MEME KANSERİ
Yazar Atilla Çökmez • Genel Cerrah • 11 Kasım 2016 • Yorumlar:
Meme Kanseri kadınlarda en sık görülen kanser türüdür. Kabaca sekiz kadından biri
yaşamı esnasında meme kanseri ile karşılaşır.
Meme kanserinin en sık rastlanan bulgusu, memede büyüme eğiliminde olan ve
çoğunlukla sınırları düzensiz bir sertlik ya da kitledir. Bu bulgu çoğu kez gözle görülebilen
belirtiler oluşturmadığı için ancak el ile yapılacak bir muayene ya da memeye yönelik
radyolojik tetkikler ile ortaya koyulabilir.

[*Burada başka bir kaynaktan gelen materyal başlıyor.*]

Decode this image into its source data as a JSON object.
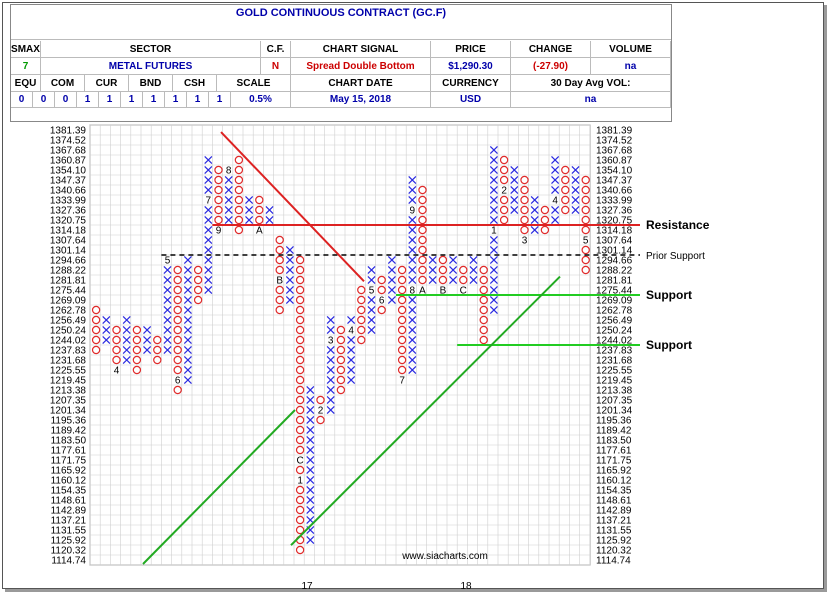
{
  "header": {
    "title": "GOLD CONTINUOUS CONTRACT (GC.F)",
    "labels": {
      "smax": "SMAX",
      "sector": "SECTOR",
      "cf": "C.F.",
      "chart_signal": "CHART SIGNAL",
      "price": "PRICE",
      "change": "CHANGE",
      "volume": "VOLUME",
      "equ": "EQU",
      "com": "COM",
      "cur": "CUR",
      "bnd": "BND",
      "csh": "CSH",
      "scale": "SCALE",
      "chart_date": "CHART DATE",
      "currency": "CURRENCY",
      "avg_vol": "30 Day Avg VOL:"
    },
    "values": {
      "smax": "7",
      "sector": "METAL FUTURES",
      "cf": "N",
      "chart_signal": "Spread Double Bottom",
      "price": "$1,290.30",
      "change": "(-27.90)",
      "volume": "na",
      "equ": "0",
      "com": "0",
      "cur": "0",
      "bnd": "1",
      "csh": "1",
      "scale_a": "1",
      "scale_b": "1",
      "scale_c": "1",
      "scale_d": "1",
      "scale_e": "1",
      "scale": "0.5%",
      "chart_date": "May 15, 2018",
      "currency": "USD",
      "avg_vol": "na"
    }
  },
  "chart_data": {
    "type": "point-and-figure",
    "title": "GOLD CONTINUOUS CONTRACT (GC.F)",
    "price_levels": [
      "1381.39",
      "1374.52",
      "1367.68",
      "1360.87",
      "1354.10",
      "1347.37",
      "1340.66",
      "1333.99",
      "1327.36",
      "1320.75",
      "1314.18",
      "1307.64",
      "1301.14",
      "1294.66",
      "1288.22",
      "1281.81",
      "1275.44",
      "1269.09",
      "1262.78",
      "1256.49",
      "1250.24",
      "1244.02",
      "1237.83",
      "1231.68",
      "1225.55",
      "1219.45",
      "1213.38",
      "1207.35",
      "1201.34",
      "1195.36",
      "1189.42",
      "1183.50",
      "1177.61",
      "1171.75",
      "1165.92",
      "1160.12",
      "1154.35",
      "1148.61",
      "1142.89",
      "1137.21",
      "1131.55",
      "1125.92",
      "1120.32",
      "1114.74"
    ],
    "year_labels": [
      "17",
      "18"
    ],
    "columns": [
      {
        "type": "O",
        "top": 1262.78,
        "bottom": 1237.83
      },
      {
        "type": "X",
        "top": 1256.49,
        "bottom": 1244.02
      },
      {
        "type": "O",
        "top": 1250.24,
        "bottom": 1225.55,
        "marks": {
          "1225.55": "4"
        }
      },
      {
        "type": "X",
        "top": 1256.49,
        "bottom": 1231.68
      },
      {
        "type": "O",
        "top": 1250.24,
        "bottom": 1225.55
      },
      {
        "type": "X",
        "top": 1250.24,
        "bottom": 1237.83
      },
      {
        "type": "O",
        "top": 1244.02,
        "bottom": 1231.68
      },
      {
        "type": "X",
        "top": 1294.66,
        "bottom": 1237.83,
        "marks": {
          "1294.66": "5"
        }
      },
      {
        "type": "O",
        "top": 1288.22,
        "bottom": 1213.38,
        "marks": {
          "1219.45": "6"
        }
      },
      {
        "type": "X",
        "top": 1294.66,
        "bottom": 1219.45
      },
      {
        "type": "O",
        "top": 1288.22,
        "bottom": 1269.09
      },
      {
        "type": "X",
        "top": 1360.87,
        "bottom": 1275.44,
        "marks": {
          "1333.99": "7"
        }
      },
      {
        "type": "O",
        "top": 1354.1,
        "bottom": 1314.18,
        "marks": {
          "1314.18": "9"
        }
      },
      {
        "type": "X",
        "top": 1354.1,
        "bottom": 1320.75,
        "marks": {
          "1354.10": "8"
        }
      },
      {
        "type": "O",
        "top": 1360.87,
        "bottom": 1314.18
      },
      {
        "type": "X",
        "top": 1333.99,
        "bottom": 1320.75
      },
      {
        "type": "O",
        "top": 1333.99,
        "bottom": 1314.18,
        "marks": {
          "1314.18": "A"
        }
      },
      {
        "type": "X",
        "top": 1327.36,
        "bottom": 1320.75
      },
      {
        "type": "O",
        "top": 1307.64,
        "bottom": 1262.78,
        "marks": {
          "1281.81": "B"
        }
      },
      {
        "type": "X",
        "top": 1301.14,
        "bottom": 1269.09
      },
      {
        "type": "O",
        "top": 1294.66,
        "bottom": 1120.32,
        "marks": {
          "1171.75": "C",
          "1160.12": "1"
        }
      },
      {
        "type": "X",
        "top": 1213.38,
        "bottom": 1125.92
      },
      {
        "type": "O",
        "top": 1207.35,
        "bottom": 1195.36,
        "marks": {
          "1201.34": "2"
        }
      },
      {
        "type": "X",
        "top": 1256.49,
        "bottom": 1201.34,
        "marks": {
          "1244.02": "3"
        }
      },
      {
        "type": "O",
        "top": 1250.24,
        "bottom": 1213.38
      },
      {
        "type": "X",
        "top": 1256.49,
        "bottom": 1219.45,
        "marks": {
          "1250.24": "4"
        }
      },
      {
        "type": "O",
        "top": 1275.44,
        "bottom": 1244.02
      },
      {
        "type": "X",
        "top": 1288.22,
        "bottom": 1250.24,
        "marks": {
          "1275.44": "5"
        }
      },
      {
        "type": "O",
        "top": 1281.81,
        "bottom": 1262.78,
        "marks": {
          "1269.09": "6"
        }
      },
      {
        "type": "X",
        "top": 1294.66,
        "bottom": 1269.09
      },
      {
        "type": "O",
        "top": 1288.22,
        "bottom": 1219.45,
        "marks": {
          "1219.45": "7"
        }
      },
      {
        "type": "X",
        "top": 1347.37,
        "bottom": 1225.55,
        "marks": {
          "1327.36": "9",
          "1275.44": "8"
        }
      },
      {
        "type": "O",
        "top": 1340.66,
        "bottom": 1275.44,
        "marks": {
          "1275.44": "A"
        }
      },
      {
        "type": "X",
        "top": 1294.66,
        "bottom": 1281.81
      },
      {
        "type": "O",
        "top": 1294.66,
        "bottom": 1275.44,
        "marks": {
          "1275.44": "B"
        }
      },
      {
        "type": "X",
        "top": 1294.66,
        "bottom": 1281.81
      },
      {
        "type": "O",
        "top": 1288.22,
        "bottom": 1275.44,
        "marks": {
          "1275.44": "C"
        }
      },
      {
        "type": "X",
        "top": 1294.66,
        "bottom": 1281.81
      },
      {
        "type": "O",
        "top": 1288.22,
        "bottom": 1244.02
      },
      {
        "type": "X",
        "top": 1367.68,
        "bottom": 1262.78,
        "marks": {
          "1314.18": "1"
        }
      },
      {
        "type": "O",
        "top": 1360.87,
        "bottom": 1320.75,
        "marks": {
          "1340.66": "2"
        }
      },
      {
        "type": "X",
        "top": 1354.1,
        "bottom": 1327.36
      },
      {
        "type": "O",
        "top": 1347.37,
        "bottom": 1307.64,
        "marks": {
          "1307.64": "3"
        }
      },
      {
        "type": "X",
        "top": 1333.99,
        "bottom": 1314.18
      },
      {
        "type": "O",
        "top": 1327.36,
        "bottom": 1314.18
      },
      {
        "type": "X",
        "top": 1360.87,
        "bottom": 1320.75,
        "marks": {
          "1333.99": "4"
        }
      },
      {
        "type": "O",
        "top": 1354.1,
        "bottom": 1327.36
      },
      {
        "type": "X",
        "top": 1354.1,
        "bottom": 1327.36
      },
      {
        "type": "O",
        "top": 1347.37,
        "bottom": 1288.22,
        "marks": {
          "1307.64": "5"
        }
      }
    ],
    "annotations": {
      "resistance": {
        "label": "Resistance",
        "price": 1317.47
      },
      "prior_support": {
        "label": "Prior Support",
        "price": 1297.9
      },
      "support_1": {
        "label": "Support",
        "price": 1272.27
      },
      "support_2": {
        "label": "Support",
        "price": 1240.93
      }
    },
    "colors": {
      "x": "#2a2ae0",
      "o": "#e02a2a",
      "resistance": "#dd2222",
      "support": "#22cc22",
      "trend_up": "#22aa22",
      "trend_down": "#dd2222",
      "grid": "#cfcfcf"
    },
    "watermark": "www.siacharts.com"
  }
}
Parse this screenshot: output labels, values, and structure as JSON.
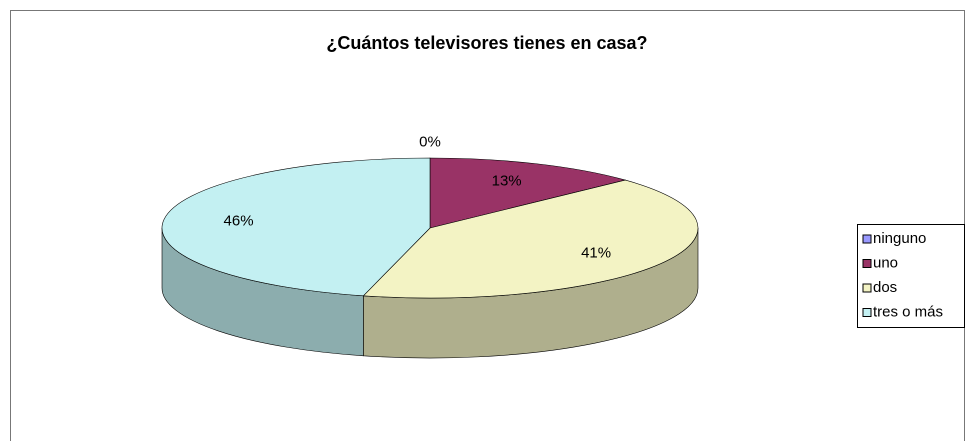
{
  "chart_data": {
    "type": "pie",
    "title": "¿Cuántos televisores tienes en casa?",
    "categories": [
      "ninguno",
      "uno",
      "dos",
      "tres o más"
    ],
    "values": [
      0,
      13,
      41,
      46
    ],
    "value_labels": [
      "0%",
      "13%",
      "41%",
      "46%"
    ],
    "colors": [
      "#9999ff",
      "#993366",
      "#f3f3c4",
      "#c3f0f2"
    ],
    "legend": "right"
  }
}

Herhangi bir risk faktörü taşımayan kadınların 20 yaşından sonra yılda bir kez genel
cerrahi uzman hekimi tarafından meme muayenesi ve gerek duyulduğunda meme
ultrasonografisi yaptırması önerilir. Genç yaşlarda da ortaya çıkabilen bu hastalık, daha çok
40’lı yaşlardan sonra görülmektedir. Bu nedenle 40 yaşından sonra yılda bir kez düzenli
meme kontrolü ve yine risk faktörü yok ise iki yılda bir kez meme filmi (mammografi) ve
meme ultrasonografisi yaptırılması hastalığın erken teşhisi açısından büyük önem taşır. Yirmi
yaşından sonra her kadın tüm yaşamı boyunca ayda bir kez kendi kendine meme muayenesi
yapmalıdır. Bu konudaki eğitimi ve zamanlamayı kontrolleri yapan genel cerrahi uzmanı
verecektir.
Ailede meme kanseri görülmesi ya da bazı hormonal tedavilerin uygulanması gibi risk
faktörleri taşıyan kadınların meme kontrolleri daha büyük önem taşımaktadır. Bu durumda
40 yaş sonrası altı ayda bir kez meme muayenesi ve yılda bir kez meme filmi ve meme
ultrasonografisi önerilebilir. Bu kontrollere uyulduğu takdirde, meme kanseri gelişse dahi
henüz kitle oluşturmadan teşhis edileceğinden kolaylıkla tedavi edilebilir ve yaşam süresi ya
da kalitesini bozmaz.
Meme kanseri erken evrelerde teşhis edilebildiğinde, hastalıktan tam olarak
kurtulabilme şansının yanında memenin kaybı da söz konusu olmayabilir.